[Critique] Apprentis Parents, famille de cœur

Après Crazy Dad et les deux opus de Very Bad Dads, le réalisateur Sean Anders retrouve Mark Wahlberg pour Apprentis Parents et s’entoure entre autres de Rose Byrne, Isabela Moner, Octavia Spencer ainsi que des jeunes Julianna Gamiz et Gustavo Quiroz Jr. pour porter à l’écran une comédie sur l’adoption, inspirée de sa propre expérience, où un couple voit sa vie radicalement transformée lorsqu’il prend en charge trois frères et sœurs.

Avec Apprentis Parents, Sean Anders nous délivre un film familial remplissant son cahier des charges.

Le scénario écrit par ce dernier adopte le ton de la comédie pour nous narrer le processus d’adoption et le vivre-ensemble qui s’en suit entre les parents et les enfants. Nous suivons ainsi le couple formé par Mark Wahlberg et Rose Byrne, désirant fonder une famille et se retrouvant en charge de trois mineurs à la suite de leur rencontre avec Lizzie, une adolescente qui a été placée avec son frère Juan et sa sœur Lila.

L’humour du long-métrage est avant tout lié à ce changement drastique dans la vie de tout ce petit monde et à cette co-habitation qui au départ s’annonce forcée pour certains membres. Bien entendu, les étapes clés de la relation parentale sont passées en revue à vitesse grand V et nous nous amusons de cette conjoncture où conflits et maladresses sont à l’honneur. Si le comique de situation est répétitif, principalement avec l’effet slapstick concernant le personnage de Juan faisant sourire une fois mais s’avérant vite redondant, les dialogues rattrapent le tout mais aurait gagné à être encore plus mordants.

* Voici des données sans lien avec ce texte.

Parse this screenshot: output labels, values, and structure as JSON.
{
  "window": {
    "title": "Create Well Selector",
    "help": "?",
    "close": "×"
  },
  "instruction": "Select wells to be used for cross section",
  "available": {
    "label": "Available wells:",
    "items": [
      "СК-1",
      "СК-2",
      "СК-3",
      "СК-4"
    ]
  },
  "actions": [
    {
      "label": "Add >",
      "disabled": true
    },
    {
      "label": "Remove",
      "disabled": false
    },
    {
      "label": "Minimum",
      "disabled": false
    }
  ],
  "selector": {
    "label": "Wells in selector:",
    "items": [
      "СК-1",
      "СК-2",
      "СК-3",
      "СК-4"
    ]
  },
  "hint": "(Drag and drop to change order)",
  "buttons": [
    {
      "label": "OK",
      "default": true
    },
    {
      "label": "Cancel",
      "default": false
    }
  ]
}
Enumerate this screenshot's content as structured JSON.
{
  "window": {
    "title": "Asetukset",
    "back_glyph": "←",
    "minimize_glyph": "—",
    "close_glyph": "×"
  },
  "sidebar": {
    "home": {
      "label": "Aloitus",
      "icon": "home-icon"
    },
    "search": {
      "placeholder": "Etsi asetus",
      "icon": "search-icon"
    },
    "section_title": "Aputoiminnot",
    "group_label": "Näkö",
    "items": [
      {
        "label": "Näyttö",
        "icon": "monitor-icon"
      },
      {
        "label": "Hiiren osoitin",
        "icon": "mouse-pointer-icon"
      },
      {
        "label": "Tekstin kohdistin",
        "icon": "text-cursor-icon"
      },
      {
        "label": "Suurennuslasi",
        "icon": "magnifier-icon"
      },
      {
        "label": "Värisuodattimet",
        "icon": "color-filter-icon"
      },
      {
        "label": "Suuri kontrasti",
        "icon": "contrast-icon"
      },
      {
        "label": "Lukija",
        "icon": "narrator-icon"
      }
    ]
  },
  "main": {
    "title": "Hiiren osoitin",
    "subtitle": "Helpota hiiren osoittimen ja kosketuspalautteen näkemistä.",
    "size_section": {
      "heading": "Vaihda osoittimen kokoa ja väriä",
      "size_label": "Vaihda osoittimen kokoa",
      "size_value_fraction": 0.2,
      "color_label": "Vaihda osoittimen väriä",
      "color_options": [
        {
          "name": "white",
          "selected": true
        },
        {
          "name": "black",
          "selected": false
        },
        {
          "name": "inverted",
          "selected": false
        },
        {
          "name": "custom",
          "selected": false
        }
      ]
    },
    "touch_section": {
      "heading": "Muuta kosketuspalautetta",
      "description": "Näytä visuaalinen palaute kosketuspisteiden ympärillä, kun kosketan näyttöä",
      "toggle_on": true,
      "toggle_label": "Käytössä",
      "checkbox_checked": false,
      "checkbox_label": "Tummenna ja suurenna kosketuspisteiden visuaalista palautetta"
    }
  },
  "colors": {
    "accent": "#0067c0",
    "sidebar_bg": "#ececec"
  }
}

Si la partie comédie ne sort pas des sentiers battus, force est de constater que Apprentis Parents parvient à sortir de son carcan dans sa deuxième partie pour se révéler touchante, sans verser dans le larmoyant. Cette famille dysfonctionnelle apprend à se connaître, à s’apprécier et face aux difficultés qui se mettent en travers de leur relation balbutiante démontre que les liens du cœur peuvent être plus forts que les liens du sang. Sans en révéler davantage, nous apprécions la finesse de l’écriture au sujet de certains problèmes pouvant régner au sein d’un foyer et du courage de ces enfants confiés aux services d’adoption, devant réapprendre à faire confiance et à recevoir de l’affection.

Cette sensibilité fonctionne avant tout grâce à l’alchimie du casting et principalement du tandem Mark Wahlberg/Rosie Byrne, crédible en couple essayant du mieux qu’ils peuvent mais maladroitement d’agir en parents. Associés au trio d’enfants incarnés par Isabela Moner, Julianna Gamiz et Gustavo Quiroz Jr, ils se montrent sincères, drôles mais avant tout humains. Isabela Moner parvient d’ailleurs à tirer son épingle du jeu face et ajoute une profondeur bienvenue à Lizzie, donnant lieu à de belles scènes avec Wahlberg et Byrne dans le dernier quart du film. Ajoutons que comme à son habitude, Octavia Spencer apporte sa dose de douceur, qui est toujours un plaisir.

Apprentis Parents est une agréable comédie familiale, qui certes ne sort pas des sentiers battus mais permet tout de même de passer un bon moment, en particulier grâce à sa tendresse et à sa sensibilité progressive mais surtout grâce à son casting, au diapason. En somme un sympathique feel-good movie.